Published online Dec 16, 2021. doi: 10.12998/wjcc.v9.i35.10956
Peer-review started: June 19, 2021
First decision: July 16, 2021
Revised: August 26, 2021
Accepted: October 25, 2021
Article in press: October 25, 2021
Published online: December 16, 2021
Processing time: 174 Days and 3.7 Hours
More than ten special scales are available to predict the risk of pressure ulcers in children. However, the performances of those scales have not yet been compared in China.
To compare the Waterlow, Braden Q, and Glamorgan scales, and identify more suitable pressure ulcer evaluation scale for the pediatric intensive care unit (PICU).

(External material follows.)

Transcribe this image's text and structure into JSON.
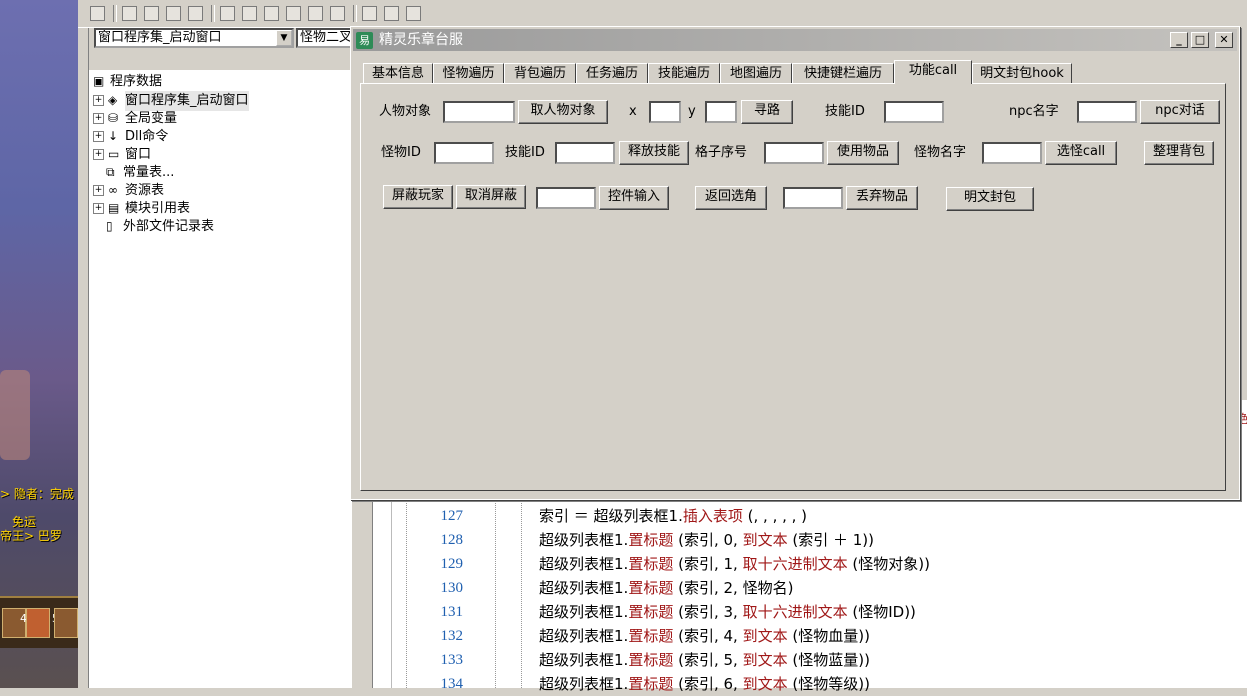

Trained nurses used the Waterlow, Braden Q, and Glamorgan scales to assess pediatric patients at Sun Yat-sen Memorial Hospital (China) within 24 h of admission from May 2017 to December 2020 in two stages. Skin examination was carried out to identify pressure ulcers every 3 d for 3 wk.

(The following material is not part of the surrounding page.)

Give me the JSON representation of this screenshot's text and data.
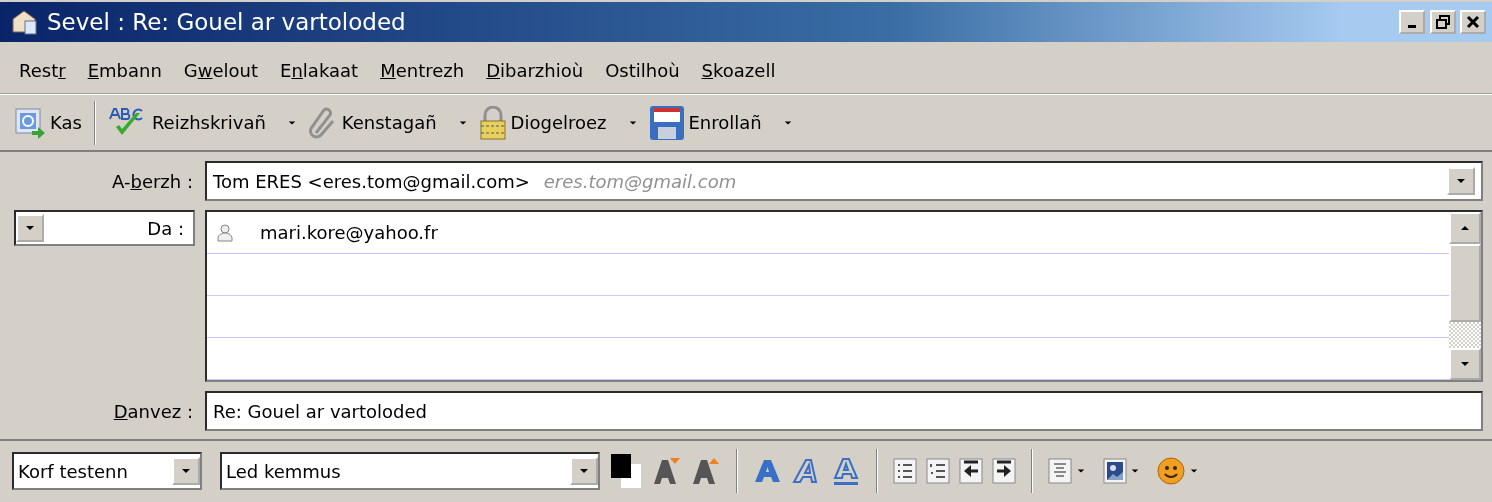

The incidence of pressure ulcers was 3/28 (10.7%) in the PICU and 5/314 (1.6%) in the general pediatric ward. For children in the general ward, the Waterlow, Braden Q, and Glamorgan scales had comparable area under the operating characteristic curve (AUC) of 0.870, 0.924, and 0.923, respectively, and optimal cut-off values of 14, 14, and 29 points. For PICU, the Waterlow, Braden Q, and Glamorgan scales had slightly lower AUC of 0.833, 0.733, and 0.800, respectively, and optimal cut-off values of 13, 16, and 27 points. Braden Q demonstrated a satisfactory specificity, and during the second stage of the study for PICU patients, the AUC of the Braden Q scale was 0.810, with an optimal cut-off value of 18.35 points.
The Waterlow, Braden Q, and Glamorgan scales have comparable performance, while the Braden Q scale demonstrates a better specificity and can be successfully used by pediatric nurses to identify patients at high risk of pressure ulcers in PICU.

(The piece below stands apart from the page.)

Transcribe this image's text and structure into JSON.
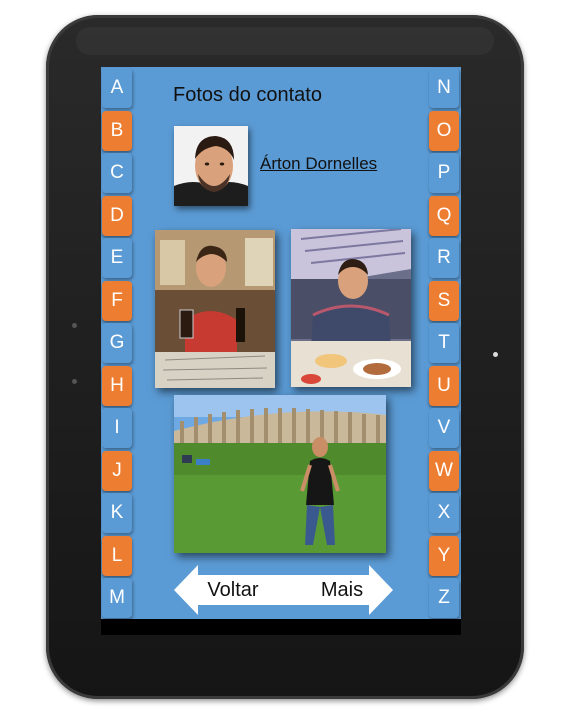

Core Tip: The present study explored and analyzed commonly used Waterlow, Braden Q, and Glamorgan scales for the predictive diagnostic value of pressure ulcers in pediatric patients. In this study, the Braden Q scale had the highest specificity, which might serve as a valuable tool to predict pressure ulcers in pediatric intensive care unit (PICU) patients. The Waterlow, Braden Q, and Glamorgan scales have comparable performance, while the Braden Q scale demonstrated a better specificity and can be successfully used by pediatric nurses to identify patients at high risk of pressure ulcers in PICU.